Совершенно неожиданно мой рассказ был прерван репликой Германа:
— Стоит ли углубляться в подробности? Банальная история, в которой не отличишь выдумку от реальности!
— Нет, отчего же?! Реальность давеча прорисовалась в моей памяти о случае в травматологии, — заметил Вальтер.
— И мне вспоминается что-то происходившим в реальности, как в давнем сне, — поддержала Лиза-Лизанька беседу, поперечив Герману.
Арон Германович, Герман, Лиза — были связаны магическими линиями. И проявилась эта связь к моменту моего рассказа за ужином у профессорши. А на самом деле все могло быть притянутым за уши. Мало ли на свете людей с именем Герман?! Все так, если бы я не взглянул на Германа внимательно после его реплики. Герман как-то передвинулся на стуле, свет из-под абажура выхватил его острый подбородок и редкие зубы, и я вспомнил лицо Арона Германовича. Никаких сомнений не было: это были отец и сын. Возраст, в который входил Герман, приближался к возрасту Арона Германовича тех лет.
А тогда единственным моим желанием было вернуть виолончель в кладовку. Я чувствовал всем собой, каждой клеточкой души и тела, что не хочу и не могу быть вором. Вы вправе спросить: а на что я рассчитывал? Ведь даже при самом лучшем раскладе, то есть когда я достану в долг деньги и попытаюсь вернуть Арону Германовичу в обмен на виолончель, мастер вряд ли согласится отдать инструмент. Да и наверняка виолончель была перепродана кому-нибудь! На что я рассчитывал? На что рассчитывают тысячи наивных людей, совершивших ошибки и готовых эти ошибки исправить? На чудо! Полагаясь на чудо, я подошел к Арону Германовичу:
— Я продал вам чужую виолончель, Арон Германович. Пожалуйста, верните инструмент, Арон Германович. Я отдам деньги, Арон Германович!
Он полоснул меня тенью острого подбородка и оскалился редкими коренастыми пеньками зубов:
— Вы сошли с ума, молодой человек! Я вас вижу в первый и, надеюсь, в последний раз. А если вы еще раз подойдете ко мне, я вызову милицию. Вас арестуют и сошлют в колонию для малолетних преступников. Тем более что сами признались, что продали кому-то чужую вещь.
У меня хватило ума отойти в сторону. Я решил выследить Арона Германовича, отнять виолончель у него или у того, кому он перепродал инструмент, и вернуть на место в кладовку. Я сделал вид, что ухожу. Более того, запрыгнул на заднюю подножку трамвая номер восемнадцать и на повороте, когда меня невозможно было увидеть тем, кто кружил около комиссионки, спрыгнул и крадучись вернулся. Был конец июня. Вечерело. Сирень цвела, как сумасшедшая. Я спрятался за кустом сирени. Арон Германович был хорошо виден. Так, наверно, наблюдает охотник за каждым перемещением преследуемой жертвы. Арон Германович ходил кругами среди толпы. Ждал кого-то? Присматривался?

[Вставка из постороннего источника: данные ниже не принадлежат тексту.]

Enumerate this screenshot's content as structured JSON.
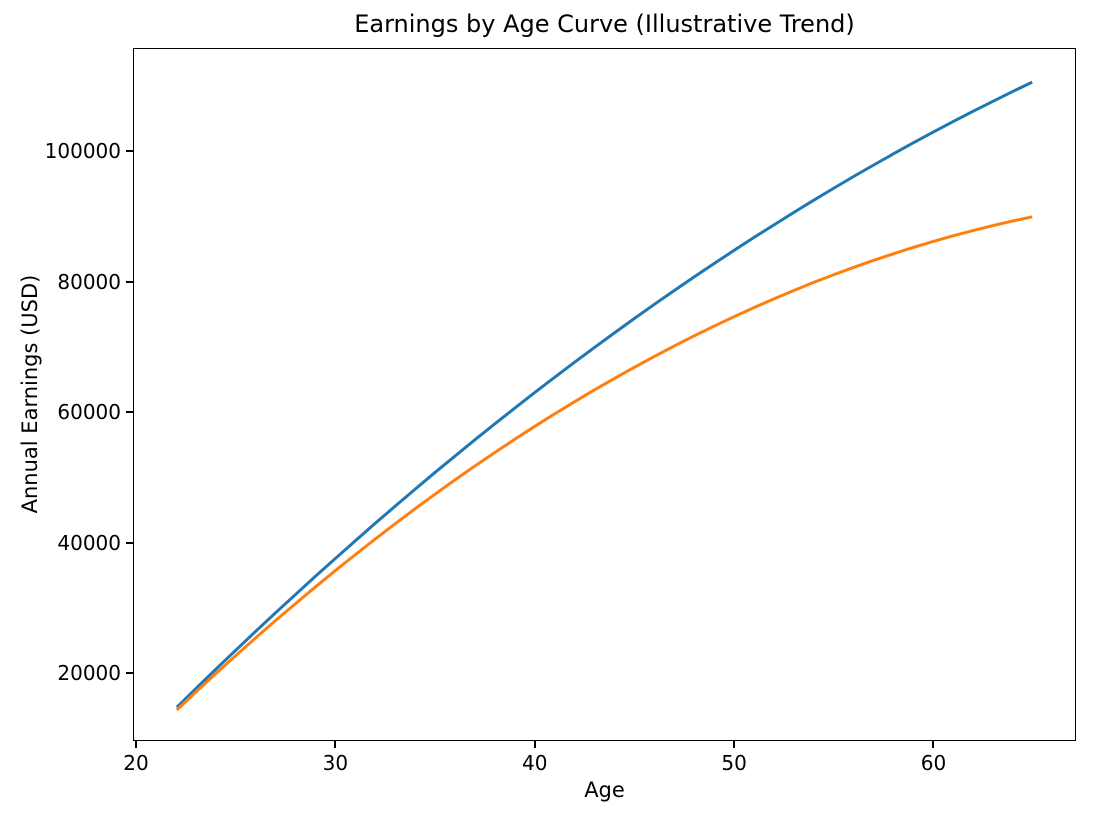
{
  "figure": {
    "background_color": "#ffffff",
    "text_color": "#000000",
    "spine_color": "#000000"
  },
  "chart_data": {
    "type": "line",
    "title": "Earnings by Age Curve (Illustrative Trend)",
    "xlabel": "Age",
    "ylabel": "Annual Earnings (USD)",
    "xlim": [
      19.85,
      67.15
    ],
    "ylim": [
      9580,
      115790
    ],
    "x_ticks": [
      20,
      30,
      40,
      50,
      60
    ],
    "y_ticks": [
      20000,
      40000,
      60000,
      80000,
      100000
    ],
    "grid": false,
    "legend": "none",
    "markers": false,
    "x": [
      22,
      23,
      24,
      25,
      26,
      27,
      28,
      29,
      30,
      31,
      32,
      33,
      34,
      35,
      36,
      37,
      38,
      39,
      40,
      41,
      42,
      43,
      44,
      45,
      46,
      47,
      48,
      49,
      50,
      51,
      52,
      53,
      54,
      55,
      56,
      57,
      58,
      59,
      60,
      61,
      62,
      63,
      64,
      65
    ],
    "series": [
      {
        "name": "series-1-blue",
        "color": "#1f77b4",
        "values": [
          14600,
          17600,
          20560,
          23480,
          26370,
          29230,
          32040,
          34820,
          37560,
          40270,
          42940,
          45580,
          48180,
          50740,
          53260,
          55750,
          58200,
          60620,
          63000,
          65350,
          67650,
          69920,
          72160,
          74360,
          76520,
          78650,
          80740,
          82790,
          84810,
          86790,
          88730,
          90640,
          92510,
          94350,
          96150,
          97910,
          99640,
          101330,
          102980,
          104600,
          106180,
          107720,
          109230,
          110700
        ]
      },
      {
        "name": "series-2-orange",
        "color": "#ff7f0e",
        "values": [
          14200,
          17070,
          19890,
          22650,
          25360,
          28020,
          30630,
          33180,
          35690,
          38130,
          40530,
          42870,
          45160,
          47400,
          49590,
          51720,
          53800,
          55820,
          57800,
          59720,
          61580,
          63400,
          65160,
          66870,
          68530,
          70130,
          71680,
          73180,
          74630,
          76020,
          77360,
          78650,
          79890,
          81070,
          82200,
          83270,
          84300,
          85270,
          86190,
          87050,
          87870,
          88630,
          89330,
          89990
        ]
      }
    ]
  }
}
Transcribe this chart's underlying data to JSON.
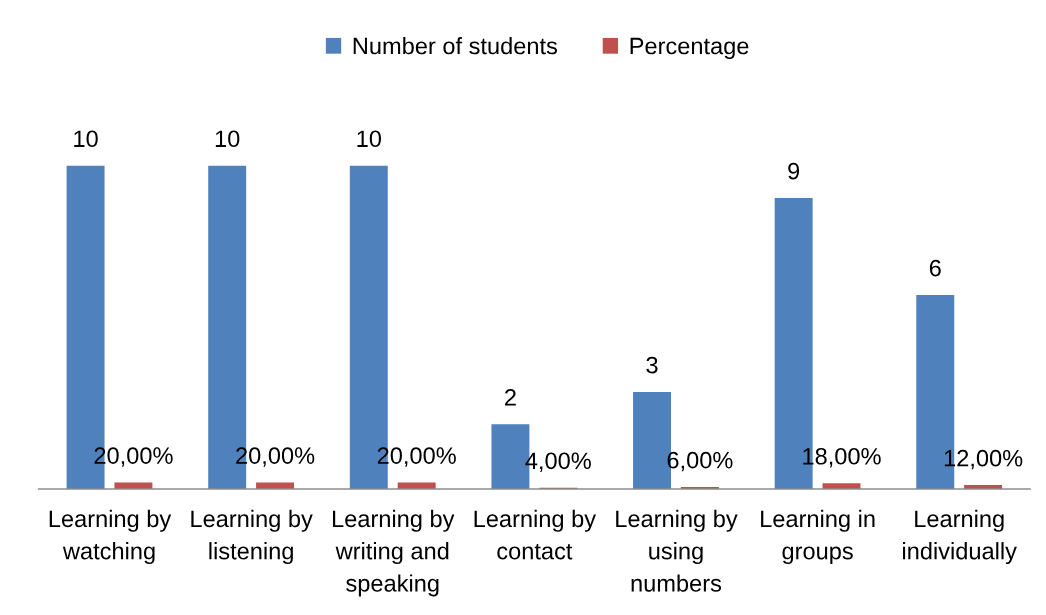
{
  "chart_data": {
    "type": "bar",
    "categories": [
      "Learning by\nwatching",
      "Learning by\nlistening",
      "Learning by\nwriting and\nspeaking",
      "Learning by\ncontact",
      "Learning by\nusing\nnumbers",
      "Learning in\ngroups",
      "Learning\nindividually"
    ],
    "series": [
      {
        "name": "Number of students",
        "color": "#4f81bd",
        "values": [
          10,
          10,
          10,
          2,
          3,
          9,
          6
        ],
        "value_labels": [
          "10",
          "10",
          "10",
          "2",
          "3",
          "9",
          "6"
        ]
      },
      {
        "name": "Percentage",
        "color": "#c0504d",
        "values": [
          0.2,
          0.2,
          0.2,
          0.04,
          0.06,
          0.18,
          0.12
        ],
        "value_labels": [
          "20,00%",
          "20,00%",
          "20,00%",
          "4,00%",
          "6,00%",
          "18,00%",
          "12,00%"
        ]
      }
    ],
    "legend": "top"
  }
}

Охотнику лучше не думать, что на уме у преследуемого. Еще полчаса Арон Германович кружил среди толпы, после чего пошел к трамвайной остановке. Короткими перебежками я следовал за ним. Как только Арон Германович замедлял шаг, я вжимался в какой-нибудь выступ здания, прятался за очередной столб, пристраивался к торопившемуся пешеходу — делал все, чтобы Арон Германович не заметил меня. Он ждал трамвая. Я прятался за кустами сирени. Подошел номер восемнадцать. Арон Германович сел в передний вагон. Трамвай направлялся на Выборгскую сторону. Я опять запрыгнул на подножку заднего вагона и остался на площадке. Народу было мало, и оба вагона проглядывались насквозь. Важно было не пропустить, где жертва сойдет с трамвая, и узнать, куда направится. Я наблюдал за Ароном Германовичем, прижавшись к стеклу второго вагона. Он сидел, неподвижно глядя в одну точку, как будто боялся выплеснуть что-то. Удачу? Трамвай свернул с набережной реки Карповки, проехал мимо площади Льва Толстого, повилял железными боками, со звоном промчался вдоль ограды больницы Эрисмана, простучал над мостом, соединяющим Петроградскую и Выборгскую стороны, свернул на проспект Карла Маркса, пролетел вдоль детской больницы, мимо конфетной фабрики имени Микояна и остановился окончательно, чтобы высадить Арона Германовича на остановке «Сердобольская», около пятиэтажного дома, торчавшего напротив железнодорожной станции Ланская. В последнюю минуту Арон Германович вышел из трамвая, оглянулся и направился к подъезду. Я спрыгнул с подножки, как только трамвай тронулся с места. Арон Германович вошел в подъезд.